Beckoned by this gap in our historical knowledge, Fredrik Logevall has spent much of the last decade searching for the “real” JFK. The result of this prodigious effort is a sweeping two-volume biography that properly contextualizes Kennedy amidst the roiling American Century. This volume spans the first thirty-nine years of JFK’s life—from birth through his decision to run for president—to reveal his early relationships, his formative experiences during World War II, his ideas, his writings, his political aspirations. In examining these pre–White House years, Logevall shows us a more serious, independently minded Kennedy than we’ve previously known, whose distinct international sensibility would prepare him to enter national politics at a critical moment in modern U.S. history.
JFK: Coming of Age in the American Century, 1917–1956 is a sweeping history of the United States in the middle decades of the twentieth century, as well as the clearest portrait we have of this enigmatic American icon.
Fredrik Logevall is Laurence D. Belfer Professor of International Affairs and professor of history at Harvard University. A specialist on U.S. foreign-relations history and modern international history, he is the author or editor of nine books, most recently Embers of War, which won the Pulitzer Prize for History and the Francis Parkman Prize.

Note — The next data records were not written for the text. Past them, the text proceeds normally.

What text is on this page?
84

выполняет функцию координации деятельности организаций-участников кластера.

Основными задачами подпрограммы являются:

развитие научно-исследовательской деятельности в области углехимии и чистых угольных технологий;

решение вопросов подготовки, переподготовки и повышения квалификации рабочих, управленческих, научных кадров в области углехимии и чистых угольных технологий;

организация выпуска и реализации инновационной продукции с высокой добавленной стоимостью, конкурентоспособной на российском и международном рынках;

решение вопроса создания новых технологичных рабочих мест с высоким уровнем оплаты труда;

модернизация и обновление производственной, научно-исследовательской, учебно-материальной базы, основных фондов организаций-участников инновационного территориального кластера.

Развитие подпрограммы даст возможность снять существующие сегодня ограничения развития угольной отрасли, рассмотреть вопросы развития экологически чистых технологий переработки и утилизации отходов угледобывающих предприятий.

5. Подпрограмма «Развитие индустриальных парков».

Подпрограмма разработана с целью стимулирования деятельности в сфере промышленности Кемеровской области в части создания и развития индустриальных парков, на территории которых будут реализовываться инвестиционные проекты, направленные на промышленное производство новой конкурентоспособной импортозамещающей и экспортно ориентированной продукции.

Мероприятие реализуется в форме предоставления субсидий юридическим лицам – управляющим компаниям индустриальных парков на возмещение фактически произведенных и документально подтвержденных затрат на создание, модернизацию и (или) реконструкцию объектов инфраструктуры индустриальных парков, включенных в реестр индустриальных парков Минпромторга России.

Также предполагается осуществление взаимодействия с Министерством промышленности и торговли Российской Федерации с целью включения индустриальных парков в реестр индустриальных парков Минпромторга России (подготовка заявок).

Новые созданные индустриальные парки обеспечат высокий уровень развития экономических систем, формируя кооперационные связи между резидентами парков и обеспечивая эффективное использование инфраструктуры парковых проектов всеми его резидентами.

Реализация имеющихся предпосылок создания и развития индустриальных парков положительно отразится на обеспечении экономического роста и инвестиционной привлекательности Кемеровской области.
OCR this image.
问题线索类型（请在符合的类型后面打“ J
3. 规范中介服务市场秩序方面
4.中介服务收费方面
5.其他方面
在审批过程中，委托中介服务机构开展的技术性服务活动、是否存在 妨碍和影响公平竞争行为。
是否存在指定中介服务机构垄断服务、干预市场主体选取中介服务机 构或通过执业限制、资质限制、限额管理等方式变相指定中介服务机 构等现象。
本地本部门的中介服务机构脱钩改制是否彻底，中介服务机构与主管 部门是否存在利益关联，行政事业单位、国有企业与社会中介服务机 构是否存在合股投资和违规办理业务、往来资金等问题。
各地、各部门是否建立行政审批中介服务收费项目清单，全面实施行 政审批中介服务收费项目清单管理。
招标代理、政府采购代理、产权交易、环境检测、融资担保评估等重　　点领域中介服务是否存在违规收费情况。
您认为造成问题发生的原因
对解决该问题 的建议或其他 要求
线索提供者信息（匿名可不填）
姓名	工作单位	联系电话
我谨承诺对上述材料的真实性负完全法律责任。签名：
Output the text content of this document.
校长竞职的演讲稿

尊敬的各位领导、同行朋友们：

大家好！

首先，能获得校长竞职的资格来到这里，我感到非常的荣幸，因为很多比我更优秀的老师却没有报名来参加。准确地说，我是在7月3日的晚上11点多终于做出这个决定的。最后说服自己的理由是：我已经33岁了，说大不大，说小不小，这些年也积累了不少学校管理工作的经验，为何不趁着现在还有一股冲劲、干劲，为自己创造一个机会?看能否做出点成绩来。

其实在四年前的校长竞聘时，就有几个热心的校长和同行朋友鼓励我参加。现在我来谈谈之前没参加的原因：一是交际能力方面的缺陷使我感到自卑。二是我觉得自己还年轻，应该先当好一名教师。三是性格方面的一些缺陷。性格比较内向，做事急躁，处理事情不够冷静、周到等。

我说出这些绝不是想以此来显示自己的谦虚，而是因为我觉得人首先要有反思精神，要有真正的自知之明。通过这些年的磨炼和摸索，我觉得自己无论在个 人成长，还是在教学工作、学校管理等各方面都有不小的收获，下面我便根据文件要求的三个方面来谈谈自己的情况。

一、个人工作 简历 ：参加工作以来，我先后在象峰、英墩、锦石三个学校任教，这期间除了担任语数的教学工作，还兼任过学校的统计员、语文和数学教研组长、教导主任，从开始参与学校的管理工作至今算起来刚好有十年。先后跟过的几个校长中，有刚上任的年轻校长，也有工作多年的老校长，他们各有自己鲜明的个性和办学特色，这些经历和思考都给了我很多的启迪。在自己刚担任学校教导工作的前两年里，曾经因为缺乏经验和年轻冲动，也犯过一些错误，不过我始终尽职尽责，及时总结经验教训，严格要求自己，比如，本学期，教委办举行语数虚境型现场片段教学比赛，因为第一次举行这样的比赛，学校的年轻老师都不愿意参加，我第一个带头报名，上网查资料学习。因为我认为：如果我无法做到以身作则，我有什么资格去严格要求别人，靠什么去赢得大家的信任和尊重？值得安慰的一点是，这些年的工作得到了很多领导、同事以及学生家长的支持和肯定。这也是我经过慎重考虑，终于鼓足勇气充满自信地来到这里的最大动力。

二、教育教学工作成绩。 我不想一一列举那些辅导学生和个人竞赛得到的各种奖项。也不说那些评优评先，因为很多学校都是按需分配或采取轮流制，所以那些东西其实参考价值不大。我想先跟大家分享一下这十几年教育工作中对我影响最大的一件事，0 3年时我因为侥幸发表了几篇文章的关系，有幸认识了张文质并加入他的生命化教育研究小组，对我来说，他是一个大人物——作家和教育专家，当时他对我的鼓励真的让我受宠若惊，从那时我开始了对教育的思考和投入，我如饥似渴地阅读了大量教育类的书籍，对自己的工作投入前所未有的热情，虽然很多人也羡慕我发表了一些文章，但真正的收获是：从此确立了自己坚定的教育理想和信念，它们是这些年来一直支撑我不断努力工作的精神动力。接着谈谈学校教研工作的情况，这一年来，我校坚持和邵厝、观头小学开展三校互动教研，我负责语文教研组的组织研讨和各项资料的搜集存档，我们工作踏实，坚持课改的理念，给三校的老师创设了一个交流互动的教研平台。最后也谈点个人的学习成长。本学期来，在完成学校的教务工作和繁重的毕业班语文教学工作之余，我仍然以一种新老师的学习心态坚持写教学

David Nasaw is the author of The Patriarch, selected by the New York Times as one of the Ten Best Books of the Year and a 2013 Pulitzer Prize Finalist in Biography; Andrew Carnegie, a New York Times Notable Book of the Year, the recipient of the New-York Historical Society's American History Book Prize, and a finalist for the Pulitzer Prize; and The Chief, which was awarded the Bancroft Prize for History and the J. Anthony Lukas Book Prize for Non-Fiction. He is a past president of the Society of American Historians, and up until 2019 he served as the Arthur M. Schlesinger, Jr. Professor of History at The Graduate Center, CUNY.